JAKARTA (RIAUPOS.CO) - PRESIDEN Joko Widodo (Jokowi) mencabut ribuan izin konsesi kawasan hutan di Indonesia. Hal ini tertuang dalam surat keputusan Menteri Lingkungan Hidup dan Kehutanan Nomor SK.01/MENLHK/SETJEN/KUM.1/1/2022. Dalam surat tersebut sebagian izin berada di wilayah Provinsi Riau. Jokowi mengatakan, pencabutan izin sebagai langkah pemerintah terus memperbaiki tata kelola sumber daya alam agar ada pemerataan, transparan, dan adil untuk mengoreksi ketimpangan, ketidakadilan, dan kerusakan alam.
"Hari ini (kemarin, red) sebanyak 2.078 izin perusahaan penambangan minerba kami cabut, karena tidak pernah menyampaikan rencana kerja. Izin yang sudah bertahun-tahun telah diberikan, tapi tidak dikerjakan dan ini menyebabkan tersanderanya pemanfaatan sumber daya alam untuk meningkatkan kesejahteraan rakyat," kata Jokowi dalam sambutannya disiarkan Setkab RI di Istana Bogor, Kamis (6/1).
Selain mencabut 2.078 izin perusahaan penambangan minerba, pemerintah juga mencabut sebanyak 192 izin di sektor kehutanan seluas 3.126.439 hektare.

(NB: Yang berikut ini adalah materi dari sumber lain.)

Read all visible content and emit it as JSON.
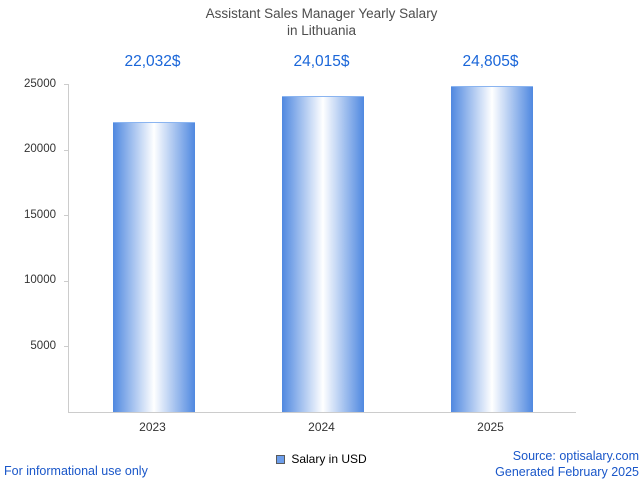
{
  "title": {
    "line1": "Assistant Sales Manager Yearly Salary",
    "line2": "in Lithuania"
  },
  "chart_data": {
    "type": "bar",
    "title": "Assistant Sales Manager Yearly Salary in Lithuania",
    "categories": [
      "2023",
      "2024",
      "2025"
    ],
    "values": [
      22032,
      24015,
      24805
    ],
    "value_labels": [
      "22,032$",
      "24,015$",
      "24,805$"
    ],
    "xlabel": "",
    "ylabel": "",
    "ylim": [
      0,
      25000
    ],
    "yticks": [
      5000,
      10000,
      15000,
      20000,
      25000
    ],
    "grid": false,
    "legend_position": "bottom",
    "legend": [
      {
        "label": "Salary in USD",
        "color": "#6d9eeb"
      }
    ]
  },
  "footer": {
    "disclaimer": "For informational use only",
    "source": "Source: optisalary.com",
    "generated": "Generated February 2025"
  },
  "colors": {
    "accent_blue": "#1a66d9",
    "footer_blue": "#1a57c9",
    "bar_edge": "#4f88e0",
    "bar_center": "#ffffff",
    "axis_line": "#cccccc",
    "title_gray": "#4d4d4d",
    "tick_text": "#333333"
  }
}
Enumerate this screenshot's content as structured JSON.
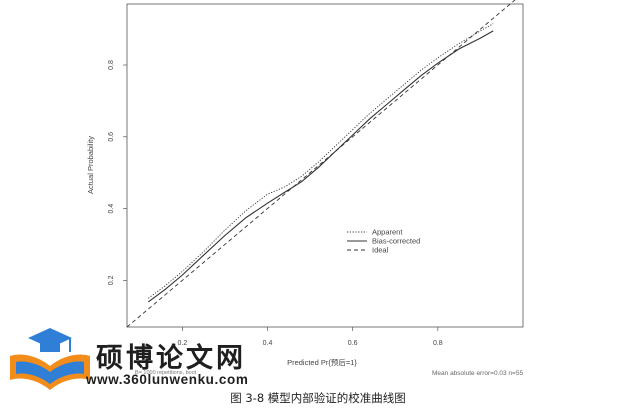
{
  "chart_data": {
    "type": "line",
    "xlabel": "Predicted Pr{预后=1}",
    "ylabel": "Actual Probability",
    "xlim": [
      0.07,
      1.0
    ],
    "ylim": [
      0.07,
      0.97
    ],
    "x_ticks": [
      0.2,
      0.4,
      0.6,
      0.8
    ],
    "y_ticks": [
      0.2,
      0.4,
      0.6,
      0.8
    ],
    "x_tick_labels": [
      "0.2",
      "0.4",
      "0.6",
      "0.8"
    ],
    "y_tick_labels": [
      "0.2",
      "0.4",
      "0.6",
      "0.8"
    ],
    "legend_position": "center-right",
    "series": [
      {
        "name": "Apparent",
        "style": "dotted",
        "x": [
          0.12,
          0.16,
          0.2,
          0.25,
          0.3,
          0.35,
          0.4,
          0.44,
          0.48,
          0.52,
          0.56,
          0.6,
          0.64,
          0.68,
          0.72,
          0.76,
          0.8,
          0.85,
          0.9,
          0.93
        ],
        "y": [
          0.15,
          0.185,
          0.225,
          0.28,
          0.34,
          0.395,
          0.44,
          0.46,
          0.49,
          0.53,
          0.575,
          0.62,
          0.665,
          0.705,
          0.745,
          0.785,
          0.82,
          0.86,
          0.895,
          0.915
        ]
      },
      {
        "name": "Bias-corrected",
        "style": "solid",
        "x": [
          0.12,
          0.16,
          0.2,
          0.25,
          0.3,
          0.35,
          0.4,
          0.44,
          0.48,
          0.52,
          0.56,
          0.6,
          0.64,
          0.68,
          0.72,
          0.76,
          0.8,
          0.85,
          0.9,
          0.93
        ],
        "y": [
          0.14,
          0.175,
          0.215,
          0.27,
          0.325,
          0.375,
          0.415,
          0.445,
          0.475,
          0.515,
          0.56,
          0.605,
          0.65,
          0.69,
          0.73,
          0.77,
          0.805,
          0.845,
          0.875,
          0.895
        ]
      },
      {
        "name": "Ideal",
        "style": "dashed",
        "x": [
          0.07,
          1.0
        ],
        "y": [
          0.07,
          1.0
        ]
      }
    ],
    "footer_left": "B= 1000 repetitions, boot",
    "footer_right": "Mean absolute error=0.03 n=55"
  },
  "caption": "图 3-8  模型内部验证的校准曲线图",
  "watermark": {
    "name": "硕博论文网",
    "url": "www.360lunwenku.com"
  },
  "colors": {
    "line": "#333333",
    "frame": "#555555",
    "watermark_blue": "#2f7fd6",
    "watermark_orange": "#f28c1b"
  }
}
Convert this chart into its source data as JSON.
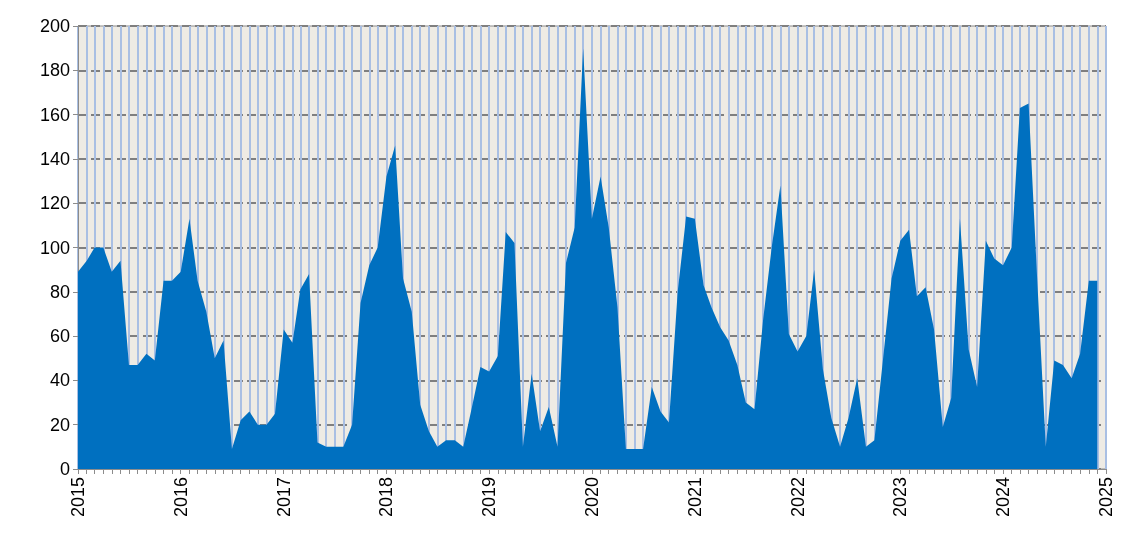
{
  "chart_data": {
    "type": "area",
    "x": [
      "2015-01",
      "2015-02",
      "2015-03",
      "2015-04",
      "2015-05",
      "2015-06",
      "2015-07",
      "2015-08",
      "2015-09",
      "2015-10",
      "2015-11",
      "2015-12",
      "2016-01",
      "2016-02",
      "2016-03",
      "2016-04",
      "2016-05",
      "2016-06",
      "2016-07",
      "2016-08",
      "2016-09",
      "2016-10",
      "2016-11",
      "2016-12",
      "2017-01",
      "2017-02",
      "2017-03",
      "2017-04",
      "2017-05",
      "2017-06",
      "2017-07",
      "2017-08",
      "2017-09",
      "2017-10",
      "2017-11",
      "2017-12",
      "2018-01",
      "2018-02",
      "2018-03",
      "2018-04",
      "2018-05",
      "2018-06",
      "2018-07",
      "2018-08",
      "2018-09",
      "2018-10",
      "2018-11",
      "2018-12",
      "2019-01",
      "2019-02",
      "2019-03",
      "2019-04",
      "2019-05",
      "2019-06",
      "2019-07",
      "2019-08",
      "2019-09",
      "2019-10",
      "2019-11",
      "2019-12",
      "2020-01",
      "2020-02",
      "2020-03",
      "2020-04",
      "2020-05",
      "2020-06",
      "2020-07",
      "2020-08",
      "2020-09",
      "2020-10",
      "2020-11",
      "2020-12",
      "2021-01",
      "2021-02",
      "2021-03",
      "2021-04",
      "2021-05",
      "2021-06",
      "2021-07",
      "2021-08",
      "2021-09",
      "2021-10",
      "2021-11",
      "2021-12",
      "2022-01",
      "2022-02",
      "2022-03",
      "2022-04",
      "2022-05",
      "2022-06",
      "2022-07",
      "2022-08",
      "2022-09",
      "2022-10",
      "2022-11",
      "2022-12",
      "2023-01",
      "2023-02",
      "2023-03",
      "2023-04",
      "2023-05",
      "2023-06",
      "2023-07",
      "2023-08",
      "2023-09",
      "2023-10",
      "2023-11",
      "2023-12",
      "2024-01",
      "2024-02",
      "2024-03",
      "2024-04",
      "2024-05",
      "2024-06",
      "2024-07",
      "2024-08",
      "2024-09",
      "2024-10",
      "2024-11",
      "2024-12"
    ],
    "values": [
      89,
      94,
      100,
      100,
      89,
      94,
      47,
      47,
      52,
      49,
      85,
      85,
      89,
      113,
      85,
      71,
      50,
      58,
      9,
      22,
      26,
      20,
      20,
      25,
      63,
      57,
      81,
      88,
      12,
      10,
      10,
      10,
      20,
      75,
      92,
      100,
      132,
      146,
      86,
      71,
      29,
      17,
      10,
      13,
      13,
      10,
      28,
      46,
      44,
      51,
      107,
      102,
      10,
      43,
      17,
      28,
      10,
      93,
      109,
      190,
      113,
      132,
      109,
      73,
      9,
      9,
      9,
      37,
      26,
      21,
      80,
      114,
      113,
      83,
      73,
      64,
      58,
      47,
      30,
      27,
      68,
      100,
      128,
      61,
      53,
      60,
      90,
      45,
      23,
      10,
      23,
      41,
      10,
      13,
      50,
      86,
      103,
      108,
      78,
      82,
      63,
      19,
      32,
      113,
      54,
      37,
      103,
      95,
      92,
      100,
      163,
      165,
      87,
      10,
      49,
      47,
      41,
      52,
      85,
      85
    ],
    "color": "#0070c0",
    "xlim": [
      "2015",
      "2025"
    ],
    "xticks": [
      "2015",
      "2016",
      "2017",
      "2018",
      "2019",
      "2020",
      "2021",
      "2022",
      "2023",
      "2024",
      "2025"
    ],
    "ylim": [
      0,
      200
    ],
    "yticks": [
      0,
      20,
      40,
      60,
      80,
      100,
      120,
      140,
      160,
      180,
      200
    ],
    "grid": true
  }
}
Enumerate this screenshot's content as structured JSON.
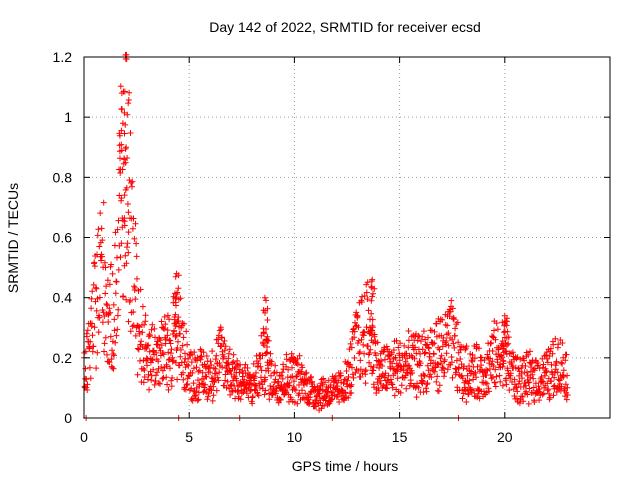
{
  "chart_data": {
    "type": "scatter",
    "title": "Day 142 of 2022, SRMTID for receiver ecsd",
    "xlabel": "GPS time / hours",
    "ylabel": "SRMTID / TECUs",
    "xlim": [
      0,
      25
    ],
    "ylim": [
      0,
      1.2
    ],
    "grid": true,
    "marker": "+",
    "color": "#ff0000",
    "x_ticks": [
      0,
      5,
      10,
      15,
      20
    ],
    "x_tick_labels": [
      "0",
      "5",
      "10",
      "15",
      "20"
    ],
    "y_ticks": [
      0,
      0.2,
      0.4,
      0.6,
      0.8,
      1.0,
      1.2
    ],
    "y_tick_labels": [
      "0",
      "0.2",
      "0.4",
      "0.6",
      "0.8",
      "1",
      "1.2"
    ],
    "series": [
      {
        "name": "SRMTID",
        "envelope": [
          [
            0.0,
            0.14
          ],
          [
            0.2,
            0.2
          ],
          [
            0.4,
            0.3
          ],
          [
            0.6,
            0.4
          ],
          [
            0.8,
            0.5
          ],
          [
            1.0,
            0.45
          ],
          [
            1.2,
            0.3
          ],
          [
            1.4,
            0.35
          ],
          [
            1.6,
            0.5
          ],
          [
            1.8,
            0.85
          ],
          [
            2.0,
            0.8
          ],
          [
            2.2,
            0.65
          ],
          [
            2.4,
            0.45
          ],
          [
            2.6,
            0.32
          ],
          [
            2.8,
            0.25
          ],
          [
            3.0,
            0.22
          ],
          [
            3.5,
            0.2
          ],
          [
            4.0,
            0.22
          ],
          [
            4.4,
            0.3
          ],
          [
            5.0,
            0.15
          ],
          [
            6.0,
            0.14
          ],
          [
            6.5,
            0.2
          ],
          [
            7.0,
            0.15
          ],
          [
            8.0,
            0.1
          ],
          [
            8.6,
            0.2
          ],
          [
            9.0,
            0.12
          ],
          [
            10.0,
            0.14
          ],
          [
            11.0,
            0.08
          ],
          [
            12.0,
            0.09
          ],
          [
            12.5,
            0.12
          ],
          [
            13.0,
            0.25
          ],
          [
            13.5,
            0.3
          ],
          [
            14.0,
            0.15
          ],
          [
            15.0,
            0.17
          ],
          [
            16.0,
            0.18
          ],
          [
            17.0,
            0.22
          ],
          [
            17.5,
            0.25
          ],
          [
            18.0,
            0.15
          ],
          [
            19.0,
            0.15
          ],
          [
            19.5,
            0.2
          ],
          [
            20.0,
            0.22
          ],
          [
            20.5,
            0.13
          ],
          [
            21.0,
            0.13
          ],
          [
            22.0,
            0.14
          ],
          [
            22.5,
            0.18
          ],
          [
            23.0,
            0.15
          ]
        ],
        "peaks": [
          [
            1.8,
            1.08
          ],
          [
            2.0,
            0.9
          ],
          [
            4.4,
            0.48
          ],
          [
            8.6,
            0.4
          ],
          [
            13.7,
            0.46
          ],
          [
            20.0,
            0.34
          ]
        ],
        "zero_points": [
          0.1,
          4.5,
          7.4,
          11.8,
          17.8
        ]
      }
    ]
  }
}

Izin-izin ini dicabut karena tidak aktif, tidak membuat rencana kerja, dan ditelantarkan.
"Untuk Hak Guna Usaha (HGU) perkebunan yang ditelantarkan seluas 34.448 hektare hari ini juga dicabut; 25.128 hektare adalah milik 12 badan hukum, sisanya 9.320 hektare merupakan bagian dari HGU yang terlantar milik 24 badan hukum," ujar Presiden.
"Izin-izin pertambangan, kehutanan, dan juga penggunaan lahan negara terus di evaluasi secara menyeluruh. Izin-izin yang tidak dijalankan, yang tidak produktif, yang dialihkan ke pihak lain, serta yang tidak sesuai dengan peruntukan dan peraturan kita cabut," tegasnya.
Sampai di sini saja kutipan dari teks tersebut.